My real estate agent gave me a comparative market analysis when we set the listing price for my home, but now a buyer’s lender wants an appraisal done on the property. What’s the difference?
That’s a good question. There are some very important distinctions between a comparative market analysis (CMA) and an appraisal.
A CMA is a method of property valuation real estate professionals use to estimate the value of residential properties; a CMA provides a range of value. This helps sellers set a listing price for their property. CMAs examine the prices at which similar properties in the same area have recently sold.
A real estate appraisal, on the other hand, is a formal, impartial estimate or opinion of value, usually in writing, of a specific property, as of a specific date, which is supported by the presentation and analysis of relevant data pertinent to a property. Appraisals provide a defined value for the property, rather than a range as in a CMA.
Real estate appraisers in Alberta need a licence as an appraiser from the Real Estate Council of Alberta. They require special training and experience before they become full appraisers.
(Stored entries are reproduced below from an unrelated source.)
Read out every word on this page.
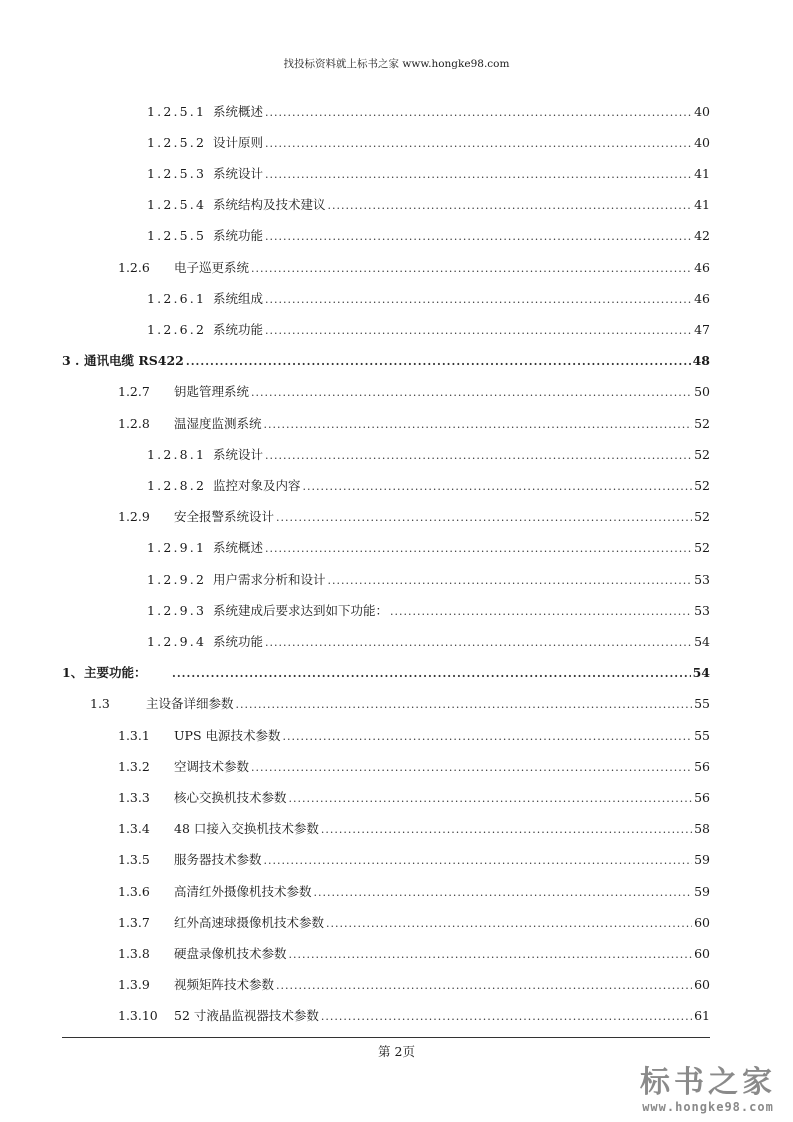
找投标资料就上标书之家 www.hongke98.com
1.2.5.1 系统概述 .....	40
1.2.5.2 设计原则 .....	40
1.2.5.3 系统设计 .....	41
1.2.5.4 系统结构及技术建议 .....	41
1.2.5.5 系统功能 .....	42
1.2.6	电子巡更系统 .....	46
1.2.6.1 系统组成 .....	46
1.2.6.2 系统功能 .....	47
3 . 通讯电缆 RS422 .....	48
1.2.7	钥匙管理系统 .....	50
1.2.8	温湿度监测系统 .....	52
1.2.8.1 系统设计 .....	52
1.2.8.2 监控对象及内容 .....	52
1.2.9	安全报警系统设计 .....	52
1.2.9.1 系统概述 .....	52
1.2.9.2 用户需求分析和设计 .....	53
1.2.9.3 系统建成后要求达到如下功能： .....	53
1.2.9.4 系统功能 .....	54
1、 主要功能： .....	54
1.3	主设备详细参数 .....	55
1.3.1	UPS 电源技术参数 .....	55
1.3.2	空调技术参数 .....	56
1.3.3	核心交换机技术参数 .....	56
1.3.4	48 口接入交换机技术参数 .....	58
1.3.5	服务器技术参数 .....	59
1.3.6	高清红外摄像机技术参数 .....	59
1.3.7	红外高速球摄像机技术参数 .....	60
1.3.8	硬盘录像机技术参数 .....	60
1.3.9	视频矩阵技术参数 .....	60
1.3.10	52 寸液晶监视器技术参数 .....	61
第 2页
标书之家
www.hongke98.com
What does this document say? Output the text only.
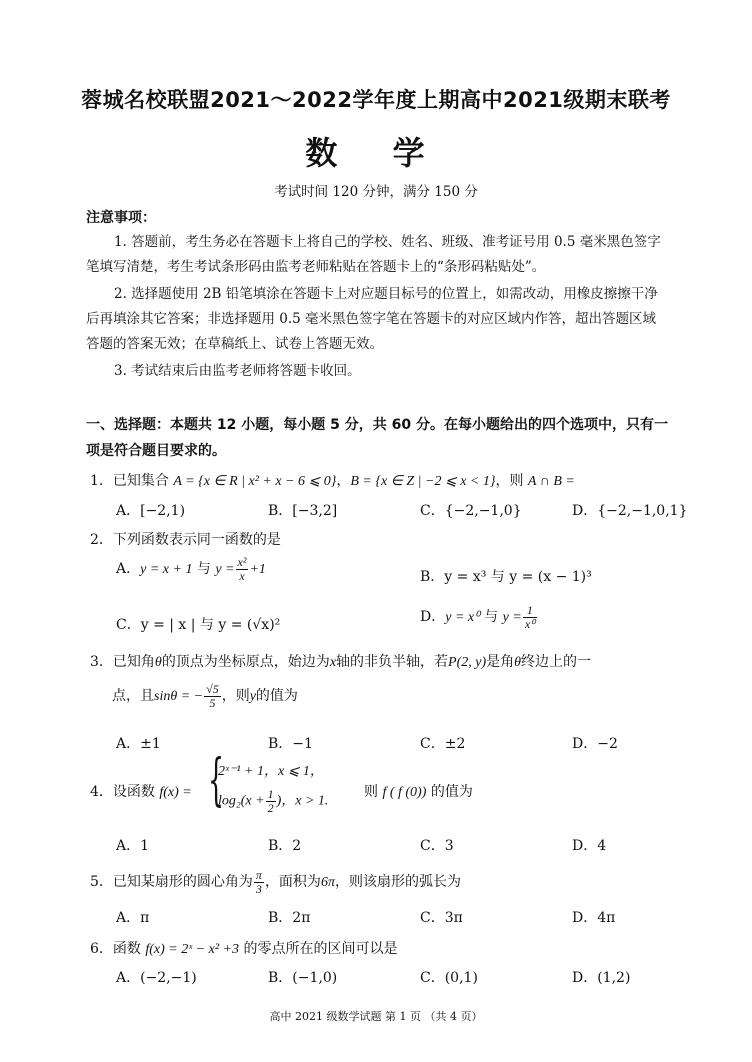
蓉城名校联盟2021～2022学年度上期高中2021级期末联考
数 学
考试时间 120 分钟，满分 150 分
注意事项：
1. 答题前，考生务必在答题卡上将自己的学校、姓名、班级、准考证号用 0.5 毫米黑色签字笔填写清楚，考生考试条形码由监考老师粘贴在答题卡上的“条形码粘贴处”。
2. 选择题使用 2B 铅笔填涂在答题卡上对应题目标号的位置上，如需改动，用橡皮擦擦干净后再填涂其它答案；非选择题用 0.5 毫米黑色签字笔在答题卡的对应区域内作答，超出答题区域答题的答案无效；在草稿纸上、试卷上答题无效。
3. 考试结束后由监考老师将答题卡收回。
一、选择题：本题共 12 小题，每小题 5 分，共 60 分。在每小题给出的四个选项中，只有一项是符合题目要求的。
1．已知集合 A = {x ∈ R | x² + x − 6 ⩽ 0}，B = {x ∈ Z | −2 ⩽ x < 1}，则 A ∩ B =
A．[−2,1)	B．[−3,2]	C．{−2,−1,0}	D．{−2,−1,0,1}
2．下列函数表示同一函数的是
A．y = x + 1 与 $y = \frac{\text{x²}}{x} +1$	B．y = x³ 与 y = (x − 1)³
C．y = | x | 与 y = (√x)²	D．y = x⁰ 与 $y = \frac{1}{\text{x⁰}}$
3．已知角θ的顶点为坐标原点，始边为x轴的非负半轴，若P(2, y)是角θ终边上的一
点，且sinθ = − $\frac{√5}{5}$ ，则y的值为
A．±1	B．−1	C．±2	D．−2
4．设函数 f(x) = {
2ˣ⁻¹ + 1，x ⩽ 1，
$\log_2(x + \frac{1}{2}$ )，x > 1.
则 f ( f (0)) 的值为
A．1	B．2	C．3	D．4
5．已知某扇形的圆心角为 $\frac{\pi}{3}$ ，面积为6π，则该扇形的弧长为
A．π	B．2π	C．3π	D．4π
6．函数 f(x) = 2ˣ − x² +3 的零点所在的区间可以是
A．(−2,−1)	B．(−1,0)	C．(0,1)	D．(1,2)
高中 2021 级数学试题 第 1 页 （共 4 页）
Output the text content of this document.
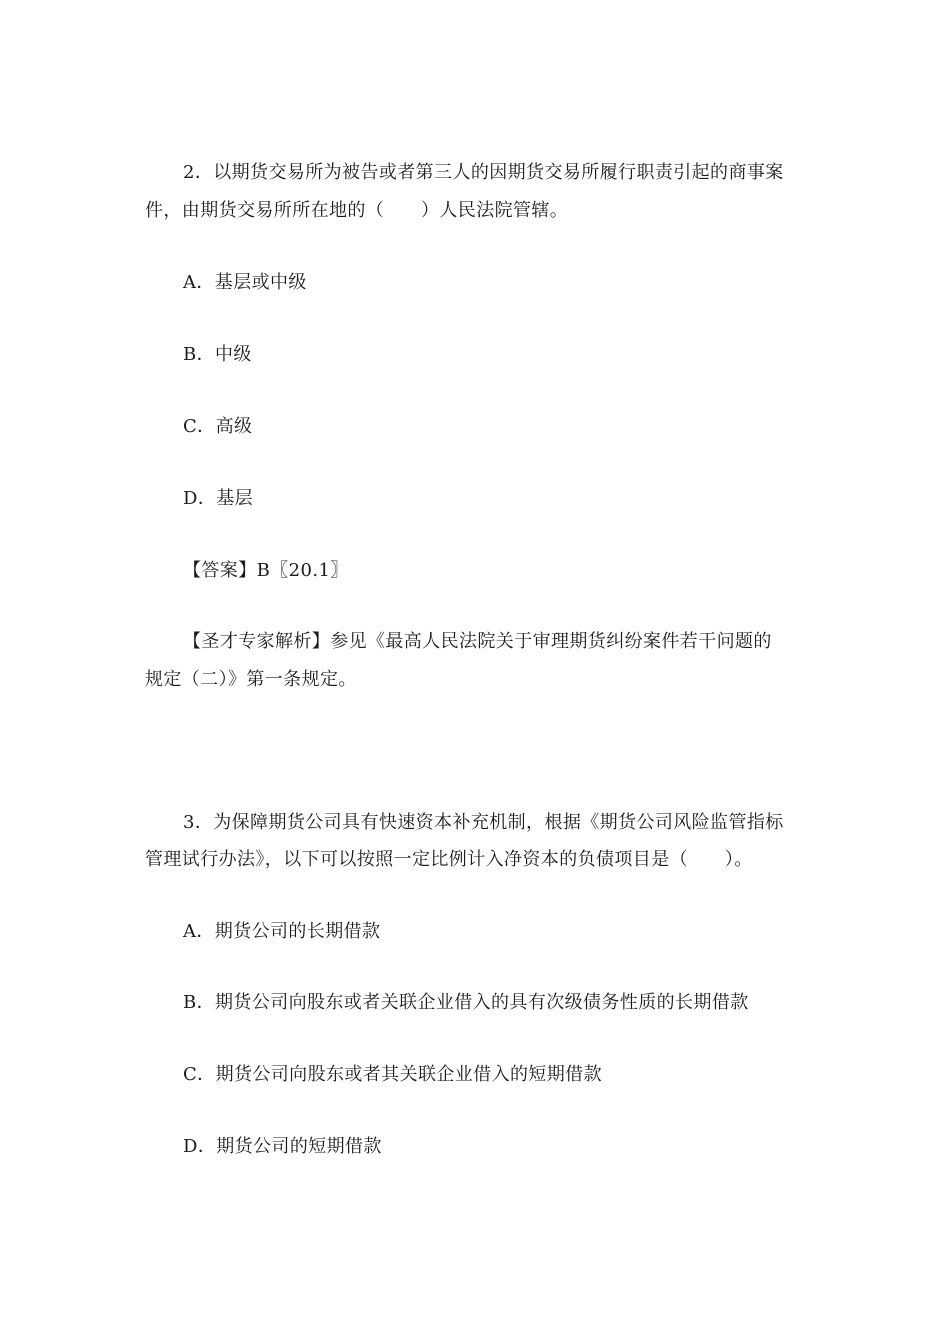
2．以期货交易所为被告或者第三人的因期货交易所履行职责引起的商事案
件，由期货交易所所在地的（　　）人民法院管辖。
A．基层或中级
B．中级
C．高级
D．基层
【答案】B〖20.1〗
【圣才专家解析】参见《最高人民法院关于审理期货纠纷案件若干问题的
规定（二）》第一条规定。
3．为保障期货公司具有快速资本补充机制，根据《期货公司风险监管指标
管理试行办法》，以下可以按照一定比例计入净资本的负债项目是（　　）。
A．期货公司的长期借款
B．期货公司向股东或者关联企业借入的具有次级债务性质的长期借款
C．期货公司向股东或者其关联企业借入的短期借款
D．期货公司的短期借款
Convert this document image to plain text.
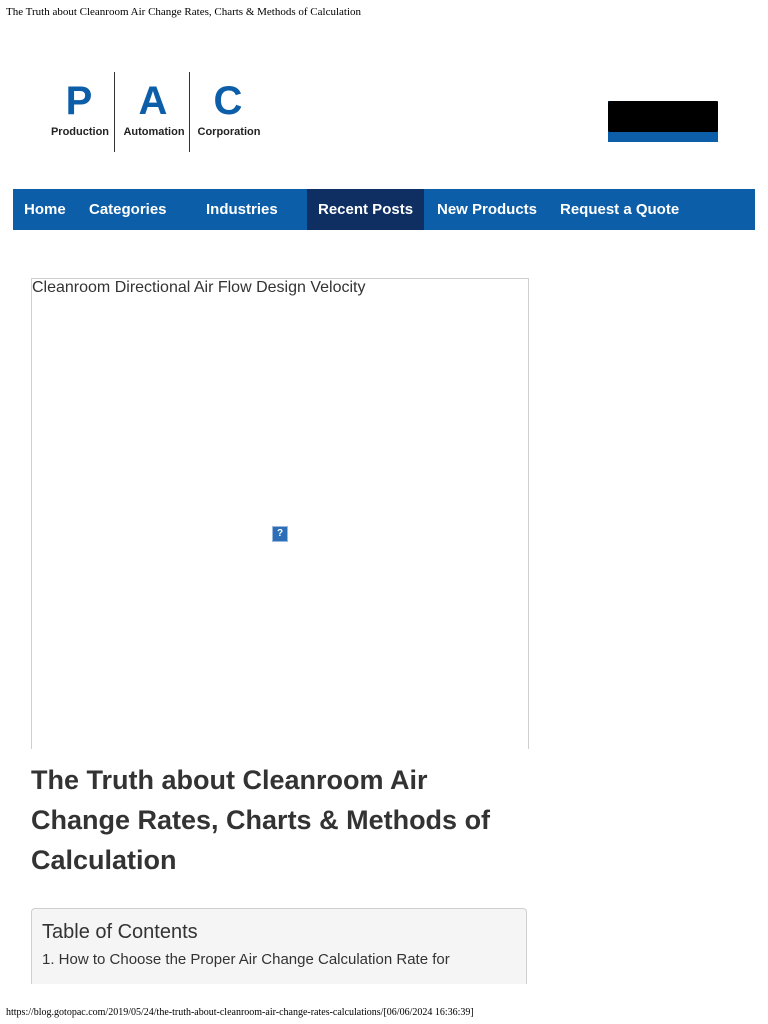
The Truth about Cleanroom Air Change Rates, Charts & Methods of Calculation
P
Production
A
Automation
C
Corporation
Home	Categories	Industries	Recent Posts	New Products	Request a Quote
Cleanroom Directional Air Flow Design Velocity
?
The Truth about Cleanroom Air Change Rates, Charts & Methods of Calculation
Table of Contents
1. How to Choose the Proper Air Change Calculation Rate for
https://blog.gotopac.com/2019/05/24/the-truth-about-cleanroom-air-change-rates-calculations/[06/06/2024 16:36:39]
Their methods for providing an appraisal go beyond using the sold prices of similar properties to arrive at an appropriate listing price.
When a real estate professional provides a CMA to a seller or potential seller, they need to ensure the seller understands the following: it hasn’t been prepared by a licensed real estate appraiser; it doesn’t comply with appraisal standards; no one should rely on it as an appraisal; and, it can’t be used for financing, civil proceedings, income tax purposes, or financial reporting purposes.
The only thing a CMA is supposed to be used for is to help set a listing price. That’s why a buyer’s lender may want to do an independent appraisal on a property. Simply put, the lender wants to make sure the property is worth what the buyer is paying for it. Just because other homes nearby have sold for a similar amount, it doesn’t mean a lender will be satisfied the home is worth what the buyer is paying for it.
If the buyer were to default on the mortgage and the property were to go into foreclosure, the lender wants to make sure it can recoup the money it has lent on the property. The lender will be more confident in its lending by reviewing an appraisal for the property.